Atta hatte nämlich seine Diplomarbeit ausgerechnet über die Altstadt von Alleppo geschrieben. „Als ich die Beamten gefragt habe: ‚Wie kommen Sie auf diese Idee?‘, haben die gesagt, ein Oldenburger habe sie auf die Idee gebracht. Das war das, was mich damals eigentlich gestört hat“, sagt Fansa. Und wischt die Erinnerung mit einer Handbewegung aus der Welt: „Ich will hier leben, will was leisten und da kann ich nicht so empfindlich sein. Ich habe da eine Elefantenhaut.“
Eingeschüchtert haben diese Vorfälle den Herrn Fansa in der Tat nicht. Als Niedersachsens Kulturminister Lutz Stratmann 2004 die Zuschüsse kürzen wollte, mobilisierte Fansa die Öffentlichkeit dagegen, so gut es ging. Politiker und „andere Leute, die keine Ahnung haben“ hätten damals zu ihm gesagt: „Bei Euch liegt so viel Krempel rum, den ihr verkaufen könntet.“ Das ärgerte Fansa maßlos. Seine Antwort war die Ausstellung „Kunst oder Krempel?“, bestückt mit Exponaten aus dem Magazin des Museums. Letztlich, so Fansa, habe das Museum dann „das Geld wieder zugewiesen bekommen, das sie uns vorher genommen haben“.

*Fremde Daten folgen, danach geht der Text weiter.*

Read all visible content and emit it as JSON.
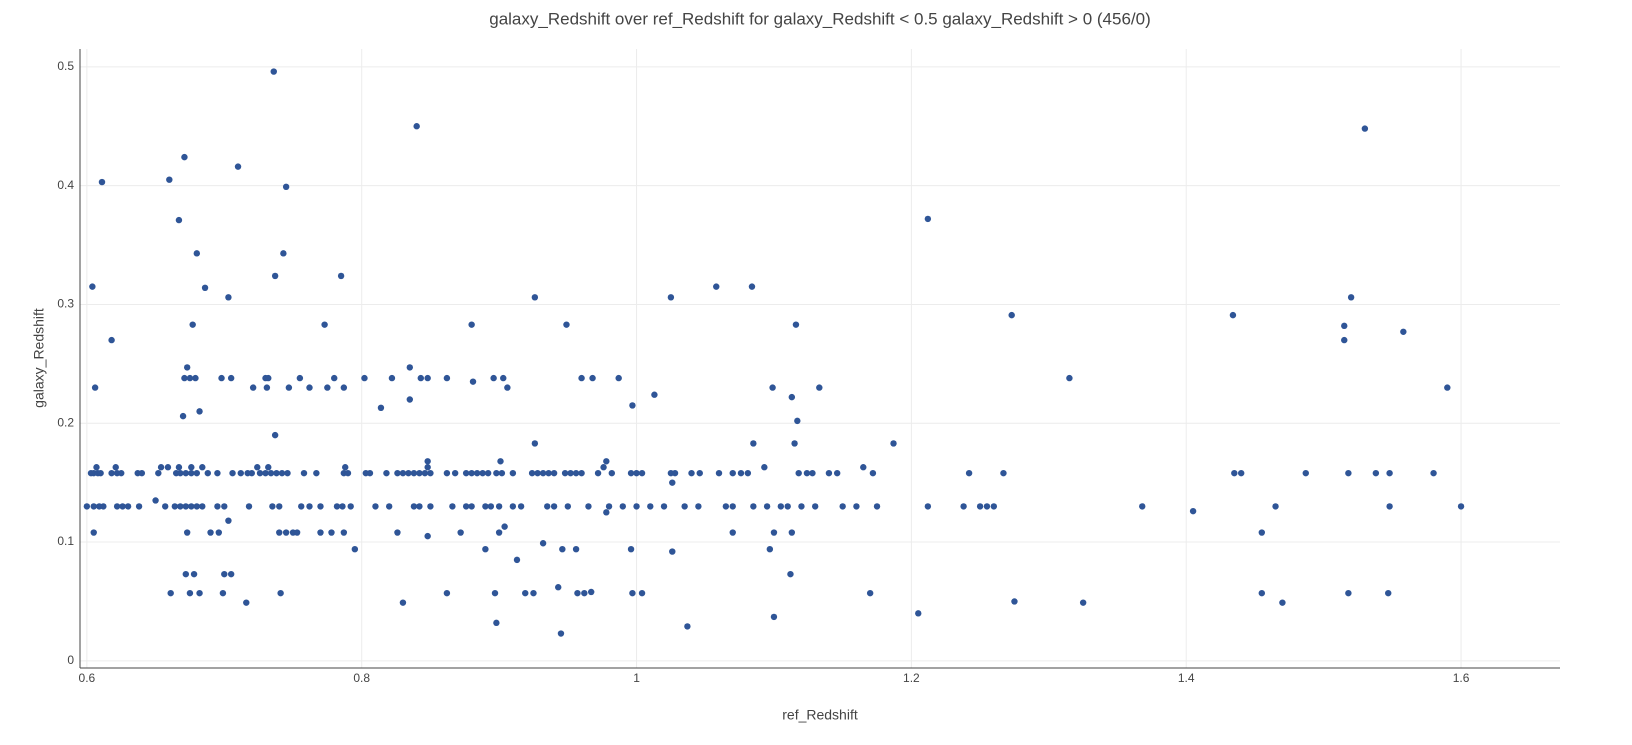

Was auch daran liegen mag, dass die Besucherzahlen im Landesmuseum für Natur und Mensch seit Fansas Amtsantritt gestiegen sind: Aus jährlich maximal 45.000 vor 1995 wurden im vergangenen Jahr knapp 60.000. Zu tun hat das einerseits mit Sonderausstellungen, wie der aktuellen über „Saladin und die Kreuzfahrer“, andererseits aber mit der Umgestaltung des Museums. Ende 2005 ist Fansa für seine Umgestaltung der Dauerausstellung von der Kulturstiftung Heinz und Brigitte Schirnig ausgezeichnet worden. Den Vorsitz der Jury hatte die Hamburger Kultursenatorin Karin von Welck, der Initiator der Stiftung ist der frühere Direktor des Niedersächsischen Landesmuseums in Hannover, Heinz Schirnig. Der sagt, man habe nicht Mainstream-Arbeit auszeichnen wollen, sondern gezielt Leute, die Akzente setzen. Bei Fansa sei dies, die „Brücke zwischen Bildender Kunst und der Fachwissenschaft zu schlagen. Das gibt es in Europa nicht. Man würde anders auf Fansa aufmerksam werden, wenn er in Berlin oder Hamburg säße“.